Thai Nyyom takes its name from the word for popular in Thai. It's apt, seeing as this space was home to Italian hot table joint Nonna's Place that inspired lunchtime lineups for half a century.
The family that runs Thai Nyyom has replaced it with one of the few cuisines that rivals Italian in popularity. The twist? They only serve two items a day plus one special, all for the same flat price of $11.50.
The interior still has the same basic angular charm of Nonna's, along with its quirky/annoying lip that forces a step up at the entrance.
They're able to serve their two items quickly because they're actually ready in the hot table the way items at Nonna's used to be, the special prepared in the back where sandwiches were once made.
Chicken rice, also known as khao man kai, is basically a Thai version of Hainanese chicken rice. It looks simple, but its component parts coming together are what makes it special and satisfying.
Poached, sliced chicken thigh is served with the chewy skin on over rice with chicken fat added to it, accompanied by fresh cucumber and, most importantly, a thick, tangy sauce of chili, garlic, ginger, cilantro, vinegar, dark soy sauce and whole soybeans.
Everything is served on basket placemats, and this dish is presented on special double-sided paper imported from Thailand typically used to serve street food.
It's typically also accompanied by some sort of clear, very basic soup, today's being a winter melon with green onion. Sometimes it might be a traditional radish soup.

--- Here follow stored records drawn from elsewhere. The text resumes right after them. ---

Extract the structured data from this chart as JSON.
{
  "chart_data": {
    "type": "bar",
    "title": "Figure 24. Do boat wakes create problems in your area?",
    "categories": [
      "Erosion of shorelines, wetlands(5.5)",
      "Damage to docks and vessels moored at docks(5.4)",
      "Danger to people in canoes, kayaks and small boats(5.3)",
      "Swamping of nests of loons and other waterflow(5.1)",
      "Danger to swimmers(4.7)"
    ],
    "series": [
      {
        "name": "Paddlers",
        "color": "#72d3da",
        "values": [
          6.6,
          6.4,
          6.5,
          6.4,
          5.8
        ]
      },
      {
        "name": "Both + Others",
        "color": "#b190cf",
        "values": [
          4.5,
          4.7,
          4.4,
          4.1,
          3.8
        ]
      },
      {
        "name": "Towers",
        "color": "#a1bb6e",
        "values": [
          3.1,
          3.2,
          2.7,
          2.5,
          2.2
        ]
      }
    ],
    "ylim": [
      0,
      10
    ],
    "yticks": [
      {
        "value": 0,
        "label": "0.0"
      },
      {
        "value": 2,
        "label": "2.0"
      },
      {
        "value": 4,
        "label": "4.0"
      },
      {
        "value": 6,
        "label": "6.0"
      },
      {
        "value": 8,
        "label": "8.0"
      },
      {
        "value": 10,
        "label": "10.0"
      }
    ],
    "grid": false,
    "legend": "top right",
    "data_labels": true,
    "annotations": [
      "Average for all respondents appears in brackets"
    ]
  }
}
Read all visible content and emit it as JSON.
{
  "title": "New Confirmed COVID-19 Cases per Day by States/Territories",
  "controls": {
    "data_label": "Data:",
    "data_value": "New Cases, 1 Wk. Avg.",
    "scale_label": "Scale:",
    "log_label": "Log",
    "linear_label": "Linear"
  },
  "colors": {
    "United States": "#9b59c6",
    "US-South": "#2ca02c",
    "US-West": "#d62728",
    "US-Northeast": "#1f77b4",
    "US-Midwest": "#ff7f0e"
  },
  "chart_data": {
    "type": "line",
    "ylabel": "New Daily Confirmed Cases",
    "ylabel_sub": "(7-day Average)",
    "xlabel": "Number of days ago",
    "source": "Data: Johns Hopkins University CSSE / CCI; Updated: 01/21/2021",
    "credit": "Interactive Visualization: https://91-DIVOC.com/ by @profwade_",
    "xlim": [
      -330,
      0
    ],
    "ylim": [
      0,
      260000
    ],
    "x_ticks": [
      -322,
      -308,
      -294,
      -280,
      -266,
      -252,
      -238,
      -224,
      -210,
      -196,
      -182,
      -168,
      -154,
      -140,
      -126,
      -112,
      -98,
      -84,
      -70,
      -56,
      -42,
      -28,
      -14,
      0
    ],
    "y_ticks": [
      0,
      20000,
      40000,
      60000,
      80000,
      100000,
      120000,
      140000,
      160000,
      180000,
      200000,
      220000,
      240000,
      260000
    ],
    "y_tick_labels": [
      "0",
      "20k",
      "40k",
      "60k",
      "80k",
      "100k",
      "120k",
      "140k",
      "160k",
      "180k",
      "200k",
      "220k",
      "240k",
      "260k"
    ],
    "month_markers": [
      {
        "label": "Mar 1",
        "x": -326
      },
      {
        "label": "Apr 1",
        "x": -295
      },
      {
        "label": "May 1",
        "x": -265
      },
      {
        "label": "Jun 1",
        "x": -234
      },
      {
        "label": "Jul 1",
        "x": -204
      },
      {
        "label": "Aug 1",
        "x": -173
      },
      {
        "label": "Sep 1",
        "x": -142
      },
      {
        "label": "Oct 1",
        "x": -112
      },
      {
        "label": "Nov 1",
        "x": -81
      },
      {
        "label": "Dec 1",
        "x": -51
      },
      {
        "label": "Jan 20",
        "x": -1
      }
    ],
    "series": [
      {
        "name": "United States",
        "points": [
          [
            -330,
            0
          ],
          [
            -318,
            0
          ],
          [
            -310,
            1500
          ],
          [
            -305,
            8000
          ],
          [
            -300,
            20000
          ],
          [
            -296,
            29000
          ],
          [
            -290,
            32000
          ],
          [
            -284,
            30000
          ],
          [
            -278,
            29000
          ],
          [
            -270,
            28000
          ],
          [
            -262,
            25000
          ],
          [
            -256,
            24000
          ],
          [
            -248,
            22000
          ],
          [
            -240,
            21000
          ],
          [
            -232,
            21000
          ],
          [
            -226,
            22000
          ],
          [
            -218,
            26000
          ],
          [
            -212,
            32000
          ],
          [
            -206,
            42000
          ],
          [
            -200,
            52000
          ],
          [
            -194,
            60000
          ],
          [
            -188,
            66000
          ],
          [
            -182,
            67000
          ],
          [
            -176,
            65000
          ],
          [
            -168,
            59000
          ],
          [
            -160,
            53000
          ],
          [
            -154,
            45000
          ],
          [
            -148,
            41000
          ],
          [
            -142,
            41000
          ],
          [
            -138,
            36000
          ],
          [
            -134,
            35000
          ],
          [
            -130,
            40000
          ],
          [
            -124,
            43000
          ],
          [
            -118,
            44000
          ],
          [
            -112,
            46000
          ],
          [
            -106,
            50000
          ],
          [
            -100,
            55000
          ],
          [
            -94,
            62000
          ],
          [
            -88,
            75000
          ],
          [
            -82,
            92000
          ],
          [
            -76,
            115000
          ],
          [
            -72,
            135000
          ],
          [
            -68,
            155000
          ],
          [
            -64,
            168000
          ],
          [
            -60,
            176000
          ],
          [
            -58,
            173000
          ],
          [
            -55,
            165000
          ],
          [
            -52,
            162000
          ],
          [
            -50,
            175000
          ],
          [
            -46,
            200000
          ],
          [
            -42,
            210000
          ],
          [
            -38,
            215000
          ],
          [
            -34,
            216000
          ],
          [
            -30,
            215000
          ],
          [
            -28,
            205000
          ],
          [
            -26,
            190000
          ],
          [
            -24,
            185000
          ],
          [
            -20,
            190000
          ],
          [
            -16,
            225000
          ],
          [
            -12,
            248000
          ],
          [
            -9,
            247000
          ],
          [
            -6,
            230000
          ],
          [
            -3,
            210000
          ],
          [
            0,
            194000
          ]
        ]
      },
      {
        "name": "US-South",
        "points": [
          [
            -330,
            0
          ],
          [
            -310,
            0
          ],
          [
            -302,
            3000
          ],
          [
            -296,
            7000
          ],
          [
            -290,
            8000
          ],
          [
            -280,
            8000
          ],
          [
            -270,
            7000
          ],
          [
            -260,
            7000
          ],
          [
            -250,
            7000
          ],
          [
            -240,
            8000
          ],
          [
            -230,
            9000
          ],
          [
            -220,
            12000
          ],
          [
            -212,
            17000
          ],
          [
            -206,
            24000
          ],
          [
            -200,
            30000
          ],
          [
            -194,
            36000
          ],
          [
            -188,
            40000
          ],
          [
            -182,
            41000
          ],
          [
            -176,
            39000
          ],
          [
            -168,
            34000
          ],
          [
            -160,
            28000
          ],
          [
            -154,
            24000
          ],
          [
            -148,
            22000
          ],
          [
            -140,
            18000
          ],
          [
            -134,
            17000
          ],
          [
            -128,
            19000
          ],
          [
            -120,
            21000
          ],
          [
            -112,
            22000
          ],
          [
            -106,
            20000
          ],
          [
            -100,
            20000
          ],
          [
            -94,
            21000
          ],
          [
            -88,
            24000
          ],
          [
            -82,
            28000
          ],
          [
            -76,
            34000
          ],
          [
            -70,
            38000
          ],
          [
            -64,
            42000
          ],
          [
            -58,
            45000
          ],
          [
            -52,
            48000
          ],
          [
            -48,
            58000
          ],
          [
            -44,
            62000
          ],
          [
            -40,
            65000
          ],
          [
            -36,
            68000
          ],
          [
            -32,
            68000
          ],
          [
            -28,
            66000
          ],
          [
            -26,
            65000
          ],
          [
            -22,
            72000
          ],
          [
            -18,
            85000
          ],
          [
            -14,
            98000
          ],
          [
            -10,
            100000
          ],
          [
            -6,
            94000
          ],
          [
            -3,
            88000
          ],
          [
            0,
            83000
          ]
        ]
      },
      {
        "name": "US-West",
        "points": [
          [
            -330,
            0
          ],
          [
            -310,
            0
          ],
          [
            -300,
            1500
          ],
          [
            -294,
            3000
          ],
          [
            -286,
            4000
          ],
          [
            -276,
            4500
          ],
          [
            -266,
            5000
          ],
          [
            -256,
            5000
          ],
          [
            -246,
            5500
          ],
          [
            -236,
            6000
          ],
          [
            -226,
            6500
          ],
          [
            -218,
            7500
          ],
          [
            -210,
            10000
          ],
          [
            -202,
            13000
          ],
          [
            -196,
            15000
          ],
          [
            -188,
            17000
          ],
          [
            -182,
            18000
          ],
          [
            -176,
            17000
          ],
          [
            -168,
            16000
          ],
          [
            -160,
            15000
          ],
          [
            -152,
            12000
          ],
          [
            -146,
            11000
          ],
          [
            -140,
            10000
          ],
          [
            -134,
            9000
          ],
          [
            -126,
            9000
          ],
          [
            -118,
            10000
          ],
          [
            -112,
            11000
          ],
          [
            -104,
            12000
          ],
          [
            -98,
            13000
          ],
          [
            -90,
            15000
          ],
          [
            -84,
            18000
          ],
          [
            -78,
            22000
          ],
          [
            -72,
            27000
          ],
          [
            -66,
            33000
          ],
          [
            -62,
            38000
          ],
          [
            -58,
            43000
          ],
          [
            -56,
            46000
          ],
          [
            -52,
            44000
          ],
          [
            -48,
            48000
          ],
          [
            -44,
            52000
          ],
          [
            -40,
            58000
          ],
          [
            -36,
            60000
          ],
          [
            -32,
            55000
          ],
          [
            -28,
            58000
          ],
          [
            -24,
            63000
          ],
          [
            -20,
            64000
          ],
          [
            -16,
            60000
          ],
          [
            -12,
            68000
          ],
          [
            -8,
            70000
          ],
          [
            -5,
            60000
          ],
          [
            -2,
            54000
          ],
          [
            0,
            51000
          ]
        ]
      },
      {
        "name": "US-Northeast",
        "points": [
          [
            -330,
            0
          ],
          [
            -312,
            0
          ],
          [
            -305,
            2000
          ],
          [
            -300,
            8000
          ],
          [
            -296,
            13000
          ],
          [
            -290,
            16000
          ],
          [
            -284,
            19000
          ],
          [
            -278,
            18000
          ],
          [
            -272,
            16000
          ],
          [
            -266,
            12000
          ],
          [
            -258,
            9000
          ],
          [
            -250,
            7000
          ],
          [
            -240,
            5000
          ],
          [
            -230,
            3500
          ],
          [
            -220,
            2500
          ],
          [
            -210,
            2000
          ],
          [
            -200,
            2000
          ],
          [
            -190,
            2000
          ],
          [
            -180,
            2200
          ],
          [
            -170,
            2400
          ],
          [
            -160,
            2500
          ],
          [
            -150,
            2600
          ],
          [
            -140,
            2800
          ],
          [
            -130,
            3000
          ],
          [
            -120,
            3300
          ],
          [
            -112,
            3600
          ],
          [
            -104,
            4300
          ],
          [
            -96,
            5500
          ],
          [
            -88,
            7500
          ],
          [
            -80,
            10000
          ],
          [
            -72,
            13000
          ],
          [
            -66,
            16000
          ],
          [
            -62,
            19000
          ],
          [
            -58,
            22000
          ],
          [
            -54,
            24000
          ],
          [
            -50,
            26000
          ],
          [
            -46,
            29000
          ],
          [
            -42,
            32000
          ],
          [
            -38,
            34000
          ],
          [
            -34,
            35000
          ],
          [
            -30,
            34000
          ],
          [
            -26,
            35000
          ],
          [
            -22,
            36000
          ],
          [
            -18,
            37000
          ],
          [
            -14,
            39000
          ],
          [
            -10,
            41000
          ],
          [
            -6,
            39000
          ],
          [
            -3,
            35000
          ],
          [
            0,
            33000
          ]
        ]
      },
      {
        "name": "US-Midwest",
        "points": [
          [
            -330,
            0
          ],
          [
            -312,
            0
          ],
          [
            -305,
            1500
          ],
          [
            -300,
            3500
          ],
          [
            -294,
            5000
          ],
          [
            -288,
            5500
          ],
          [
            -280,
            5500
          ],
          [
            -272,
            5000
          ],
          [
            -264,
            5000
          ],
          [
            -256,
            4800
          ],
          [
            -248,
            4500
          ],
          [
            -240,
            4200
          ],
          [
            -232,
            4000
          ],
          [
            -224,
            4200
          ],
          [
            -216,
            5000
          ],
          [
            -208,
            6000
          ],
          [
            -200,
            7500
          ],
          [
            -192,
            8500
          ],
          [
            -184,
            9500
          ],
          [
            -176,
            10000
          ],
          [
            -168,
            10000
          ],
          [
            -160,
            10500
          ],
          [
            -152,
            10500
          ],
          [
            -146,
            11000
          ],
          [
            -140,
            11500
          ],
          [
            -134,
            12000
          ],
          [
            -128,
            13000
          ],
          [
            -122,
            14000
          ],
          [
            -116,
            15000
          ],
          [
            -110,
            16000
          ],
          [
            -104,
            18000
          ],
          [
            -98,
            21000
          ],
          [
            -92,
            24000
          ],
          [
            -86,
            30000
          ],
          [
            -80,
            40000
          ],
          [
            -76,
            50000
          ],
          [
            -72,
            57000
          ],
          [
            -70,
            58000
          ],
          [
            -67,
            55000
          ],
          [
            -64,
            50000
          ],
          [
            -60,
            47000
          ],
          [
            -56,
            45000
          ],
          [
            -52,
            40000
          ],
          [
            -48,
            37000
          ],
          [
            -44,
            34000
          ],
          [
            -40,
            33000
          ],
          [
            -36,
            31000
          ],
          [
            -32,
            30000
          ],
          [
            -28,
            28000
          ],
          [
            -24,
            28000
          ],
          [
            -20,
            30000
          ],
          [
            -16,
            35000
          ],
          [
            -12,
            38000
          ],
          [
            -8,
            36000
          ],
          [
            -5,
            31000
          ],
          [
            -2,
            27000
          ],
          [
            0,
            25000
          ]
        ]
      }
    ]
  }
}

The combination of schmaltzy poached chicken, flavourful sauce, and mild rice and soup is particularly comforting.
Khao soi is the only other thing on the menu. Bone-in chicken thigh is simmered in curry made using pastes made from scratch and plated over egg noodles, then topped with green onion, crispy egg noodles, red onion, fried onion, pickled mustard greens, cilantro and lime.
The chicken is tender enough to pull away with a fork and very juicy, the curry warmly spiced and soothing.
Green curry beef is the special when I'm in, plated over rice noodles instead of rice just to be a little bit different.
Aside from beef, the curry contains eggplant, Thai basil and chilli, and is topped with an egg to tone down the spice. Should you want to turn up the heat, however, a traditional fish sauce and chilli mixture is provided.
Thai iced tea ($3.50) is prepared from scratch here using tea leaves from Thailand and cream. It's the ultimate antidote for spice.
Thai Nyyom maintains you can get pad thai anywhere in Toronto, only offering it on Monday, Wednesday and Friday to appease customers.